Z ceramicznych naczyń często korzysta się w kuchni. Jeśli gotowy garnek zostawi się bez impregnatu, to będzie przesiąkała przez niego ciecz. Dlatego garncarze wcześniej przygotowują specjalny roztwór, którym pokrywają wyrób. Później w fazie końcowej wypala się go w piecu i gotowe! Po wypalaniu garncarze ze Słowiańska stosują technikę łuskania, czyli polerowania i nacierania woskiem. Często również wyroby zanurza się w mleku:
— Po wyjęciu z pieca, kąpiemy naczynia w najprawdziwszym mleku. Im tłustsze mleko, tym kolor jest jaskrawszy. A jak mleko jest rozrzedzone, to wyrób nie wychodzi zbyt ładny. Znamy już swoją krówkę, która daje nam ładne mleczko. I wtedy naczynia w mleku znowu daje się do pieca.
Rodzinne zajęcie
Garncarstwo często staje się zajęciem całej rodziny. Z zawodu Dmytro Jarowyj jest projektantem. Przez długi czas pracował w Kijowie jako dyrektor artystyczny znanego czasopisma. Rodzice Dmytra zaczęli zajmować się garncarstwem już w latach 90., produkowali ceramikę z białej gliny. Głównym rynkiem zbytu w tamtym czasie była Rosja. Na początku lat 2000. zatrzymali swój biznes, bo było im ciężko, zarabiali nawet na odsprzedawaniu wyrobów. I wtedy rozpętała się wojna. Po wyzwoleniu Słowiańska Dmytro zdecydował się wrócić do domu i pomóc rodzicom:
— Rozmawiałem z mamą i powiedziała mi: „Może wystarczy pracować na wujka?”. Wtedy złożyliśmy wniosek o grant do Programu Narodów Zjednoczonych ds. Rozwoju i otrzymaliśmy maksymalną sumę pieniędzy dla rozwoju naszego przedsiębiorstwa. Kupiliśmy ten budynek. Ogólnie to potrzebowaliśmy pieniędzy na remont. W ten sposób, rok albo dwa temu dwie osoby skończyły tu wszystko samodzielnie. Potem gdy otrzymaliśmy grant, jeszcze cztery osoby przyszły do pracy, a później jeszcze więcej. Obecnie pracuje u nas 12 osób i jakoś to idzie, dajemy radę.

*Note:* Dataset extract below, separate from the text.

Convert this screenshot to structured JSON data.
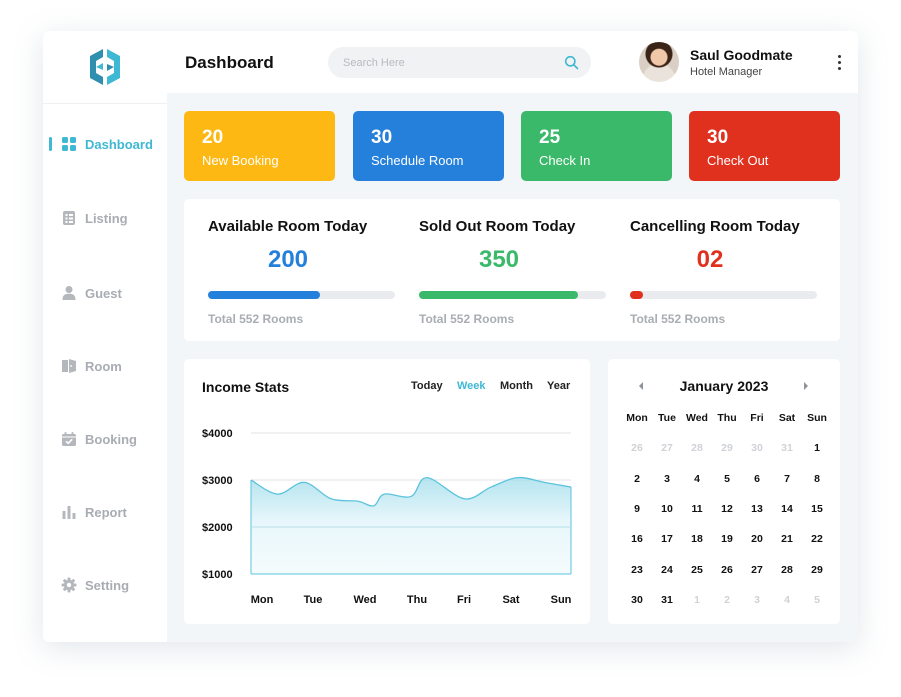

Garncarstwa Dmytro uczył się od miejscowego garncarza, dawnego wojskowego, z którym pracuje teraz w przedsiębiorstwie.
Rodzina garncarki Wiktorii Popowej także zajmuje się garncarstwem od ponad dwóch pokoleń:
— Mój tata wytwarza te naczynia od zera. Rąbie glinę, zalewa foremki, wyjmuje i wszystko to idzie do mamy. Ona wtedy zajmuje się swoją częścią pracy, czyli przemywa i przycina, by wyschło. I dopiero potem, jak wyschnie, razem z mężem obrabiamy, szkliwimy w środku i wypalamy. A mama męża wszystko to potem ściera papierem ściernym. No ale dziś taki proces już prawie nie istnieje.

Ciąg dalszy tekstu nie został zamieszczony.